De maneira geral, tais investigações apontam para o seguinte cenário: (i) a moralidade é especificamente humana, ainda que algumas espécies possam manifestar emoções que constituem a base das reações morais; (ii) a moralidade surgiu na evolução humana como um mecanismo útil para promover a cooperação e a regulação comportamental dentro dos grupos; (iii) existem estruturas cerebrais envolvidas nas reações e no pensamento moral.

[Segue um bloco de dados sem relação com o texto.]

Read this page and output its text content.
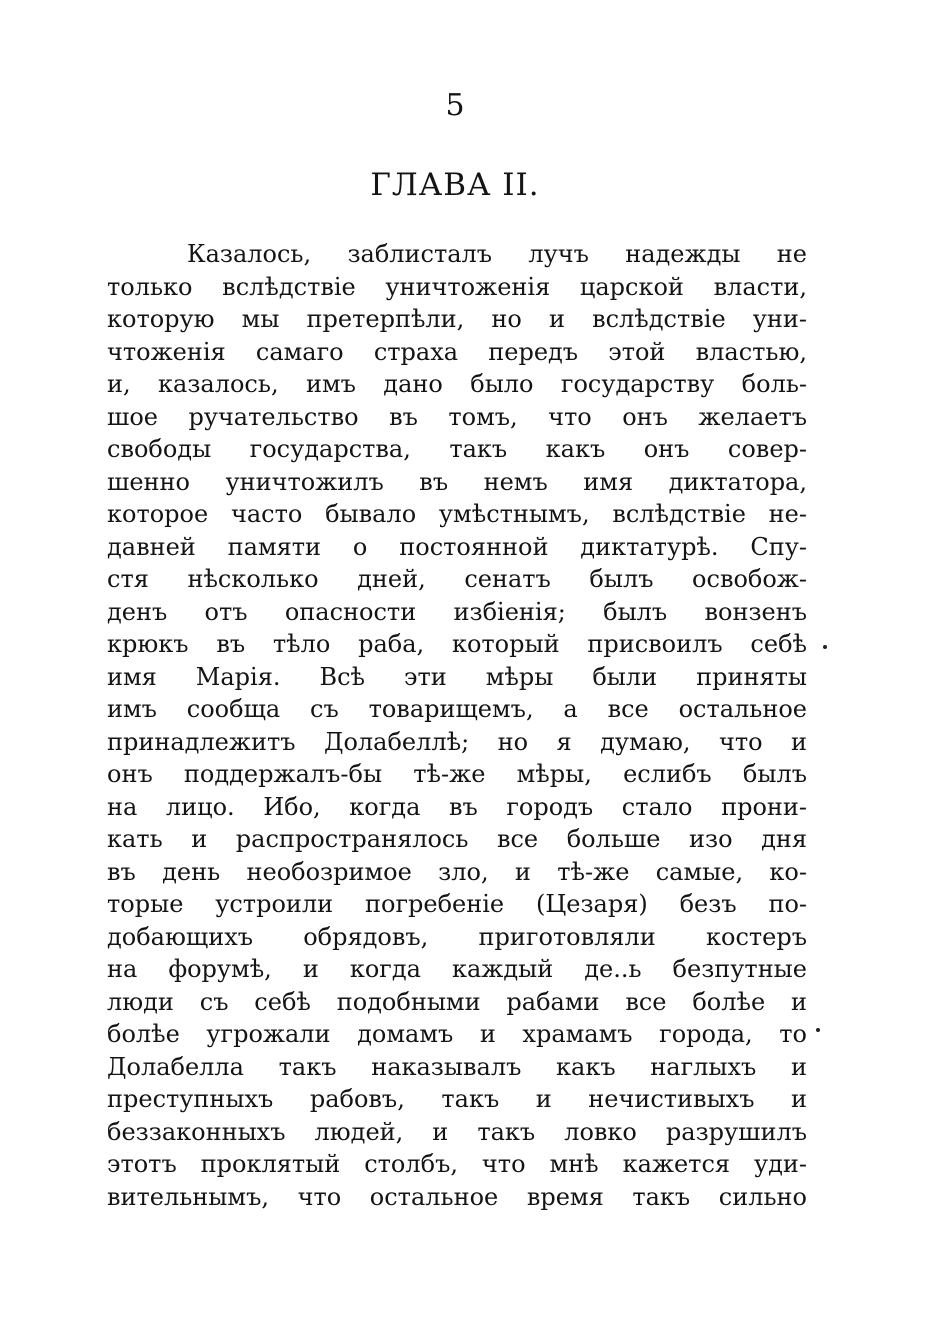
5
ГЛАВА II.
Казалось, заблисталъ лучъ надежды не
только вслѣдствіе уничтоженія царской власти,
которую мы претерпѣли, но и вслѣдствіе уни-
чтоженія самаго страха передъ этой властью,
и, казалось, имъ дано было государству боль-
шое ручательство въ томъ, что онъ желаетъ
свободы государства, такъ какъ онъ совер-
шенно уничтожилъ въ немъ имя диктатора,
которое часто бывало умѣстнымъ, вслѣдствіе не-
давней памяти о постоянной диктатурѣ. Спу-
стя нѣсколько дней, сенатъ былъ освобож-
денъ отъ опасности избіенія; былъ вонзенъ
крюкъ въ тѣло раба, который присвоилъ себѣ
имя Марія. Всѣ эти мѣры были приняты
имъ сообща съ товарищемъ, а все остальное
принадлежитъ Долабеллѣ; но я думаю, что и
онъ поддержалъ-бы тѣ-же мѣры, еслибъ былъ
на лицо. Ибо, когда въ городъ стало прони-
кать и распространялось все больше изо дня
въ день необозримое зло, и тѣ-же самые, ко-
торые устроили погребеніе (Цезаря) безъ по-
добающихъ обрядовъ, приготовляли костеръ
на форумѣ, и когда каждый де..ь безпутные
люди съ себѣ подобными рабами все болѣе и
болѣе угрожали домамъ и храмамъ города, то
Долабелла такъ наказывалъ какъ наглыхъ и
преступныхъ рабовъ, такъ и нечистивыхъ и
беззаконныхъ людей, и такъ ловко разрушилъ
этотъ проклятый столбъ, что мнѣ кажется уди-
вительнымъ, что остальное время такъ сильно
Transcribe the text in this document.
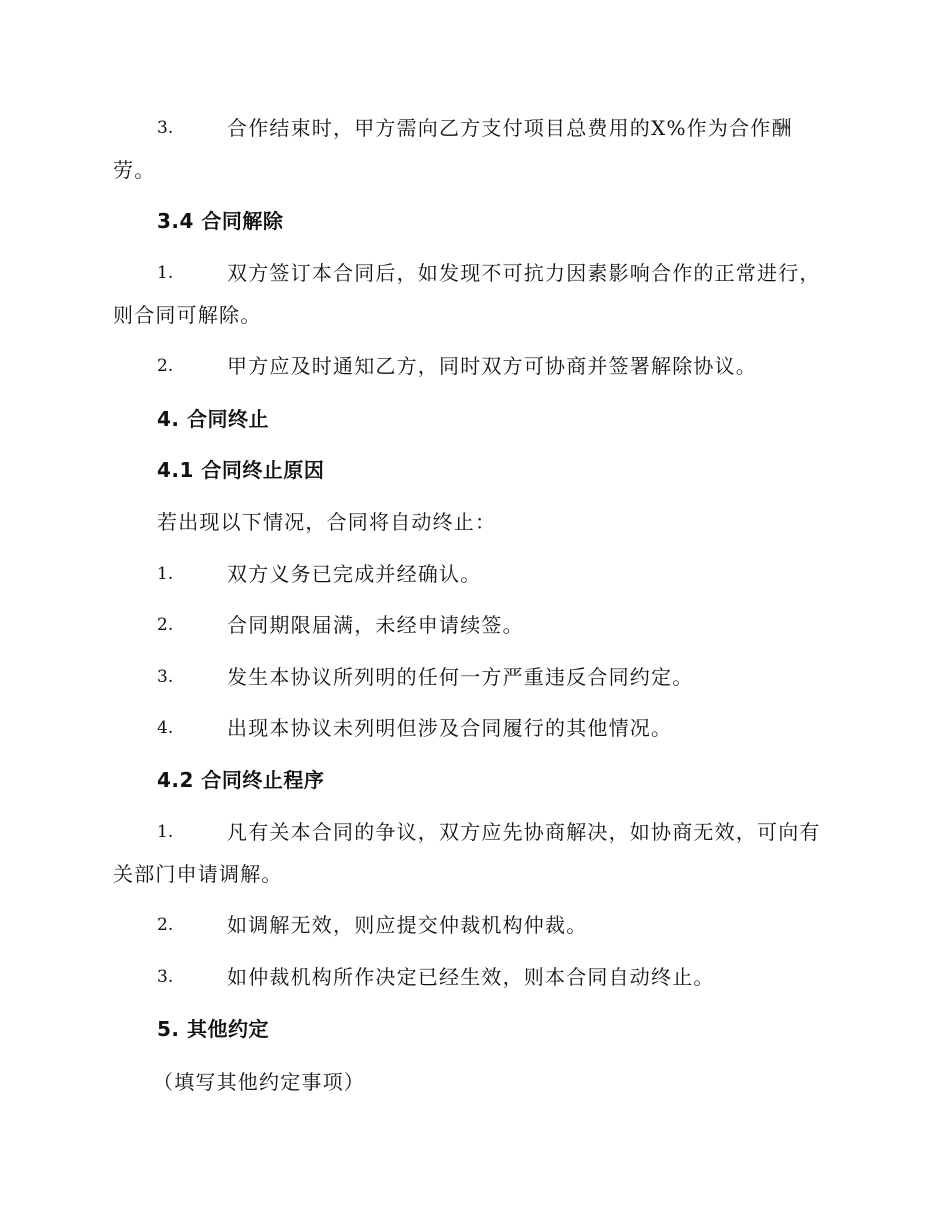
3.	合作结束时，甲方需向乙方支付项目总费用的X%作为合作酬
劳。
3.4 合同解除
1.	双方签订本合同后，如发现不可抗力因素影响合作的正常进行，
则合同可解除。
2.	甲方应及时通知乙方，同时双方可协商并签署解除协议。
4. 合同终止
4.1 合同终止原因
若出现以下情况，合同将自动终止：
1.	双方义务已完成并经确认。
2.	合同期限届满，未经申请续签。
3.	发生本协议所列明的任何一方严重违反合同约定。
4.	出现本协议未列明但涉及合同履行的其他情况。
4.2 合同终止程序
1.	凡有关本合同的争议，双方应先协商解决，如协商无效，可向有
关部门申请调解。
2.	如调解无效，则应提交仲裁机构仲裁。
3.	如仲裁机构所作决定已经生效，则本合同自动终止。
5. 其他约定
（填写其他约定事项）
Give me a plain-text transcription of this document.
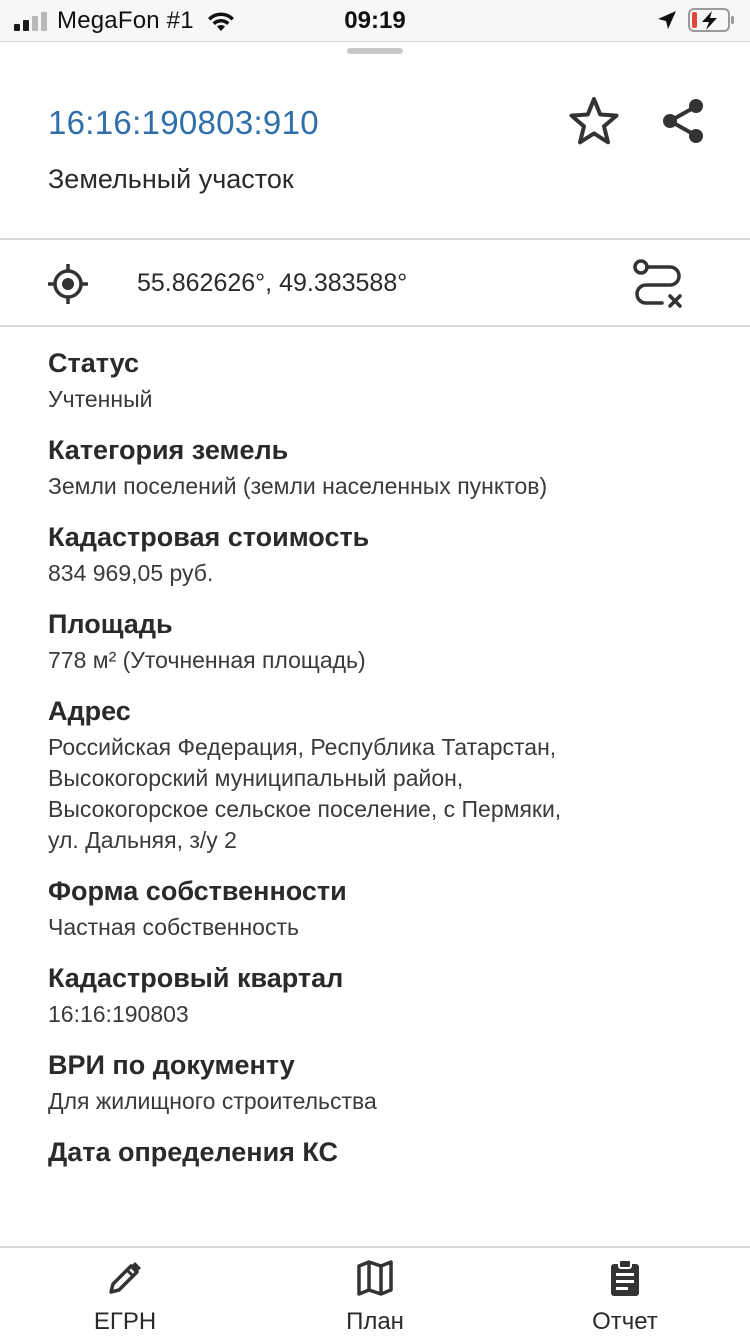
MegaFon #1	09:19
16:16:190803:910
Земельный участок
55.862626°, 49.383588°
Статус
Учтенный
Категория земель
Земли поселений (земли населенных пунктов)
Кадастровая стоимость
834 969,05 руб.
Площадь
778 м² (Уточненная площадь)
Адрес
Российская Федерация, Республика Татарстан,
Высокогорский муниципальный район,
Высокогорское сельское поселение, с Пермяки,
ул. Дальняя, з/у 2
Форма собственности
Частная собственность
Кадастровый квартал
16:16:190803
ВРИ по документу
Для жилищного строительства
Дата определения КС
ЕГРН	План	Отчет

Dessa maneira, as pesquisas empíricas sobre a origem e o funcionamento da moralidade apontam para a existência de um forte “senso moral”, conforme descrito pelo psicólogo cognitivo Steven Pinker (2008). Trata-se de uma sensibilidade moral inata, de forte reatividade, que pauta as dinâmicas das relações humanas, juntamente com a capacidade de análise e reflexão racional sobre temas morais. Assim, emoção e razão se entrelaçam quando lidamos com questões de natureza moral.
Ainda segundo a análise de Pinker, nossa rica sensibilidade moral também pode causar reações intensas e violentas. Podem surgir impulsos ligados ao desejo de retaliação e agressão.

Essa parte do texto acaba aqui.